If you think I’m exaggerating, try this. Imagine expecting every religious minority – Jewish, Hindu, Muslim, Buddhist, all forms of paganism, the lot – to ignore their cultural differences and often contradictory convictions and motivations in life in favour of defining themselves as simply “separate from and in opposition to the oppressive religious majority”. Now explain to me why it’s acceptable to use, as shorthand for “separate from and in opposition to the oppressive religious majority”, the word “Kike”, and why it’s in any way surprising that Jews in particular might have a problem with that.

The word “queer” could and should have been left to die. There are loads of people who, like me, have long experience of seeing and hearing it used as a term of abuse directed pretty much entirely at gay men, or men suspected of being gay.
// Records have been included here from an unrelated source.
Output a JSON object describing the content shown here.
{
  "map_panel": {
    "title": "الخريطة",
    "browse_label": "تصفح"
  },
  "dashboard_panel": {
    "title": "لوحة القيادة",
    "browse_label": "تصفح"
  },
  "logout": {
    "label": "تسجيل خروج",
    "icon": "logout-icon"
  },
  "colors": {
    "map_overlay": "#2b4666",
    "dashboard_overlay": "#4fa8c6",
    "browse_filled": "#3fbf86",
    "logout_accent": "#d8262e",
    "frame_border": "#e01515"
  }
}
The repurposing of the word as the name of a movement continues that abuse by requiring us to accept it as a term for ourselves, and is thus inherently homophobic, but name-calling is just the start of it. We’re expected to join the merry band, but treated with sneering contempt if we don’t march in lockstep with it, and now and again with the open expression of fantasies of violent punishment for breaking ranks. The evidence for this isn’t that hard to find on-line, if you doubt me. The homophobia, now, is often coming from inside the house.

So, this is me, saying – and meaning – “No”. I am not “queer”. The word is unacceptable, and no wide-eyed attempt at gaslighting from some performatively nail-varnished straight boy who enjoys getting pegged by his girlfriend – now that it’s safe for him to be that – is going to change my mind. Because we all know that if events ever take a sudden nasty turn and it stops being safe, he’ll immediately chuck the word and all its implications far away like the burning paper bag of shit left on the doorstep that for some of us it always was, don’t we?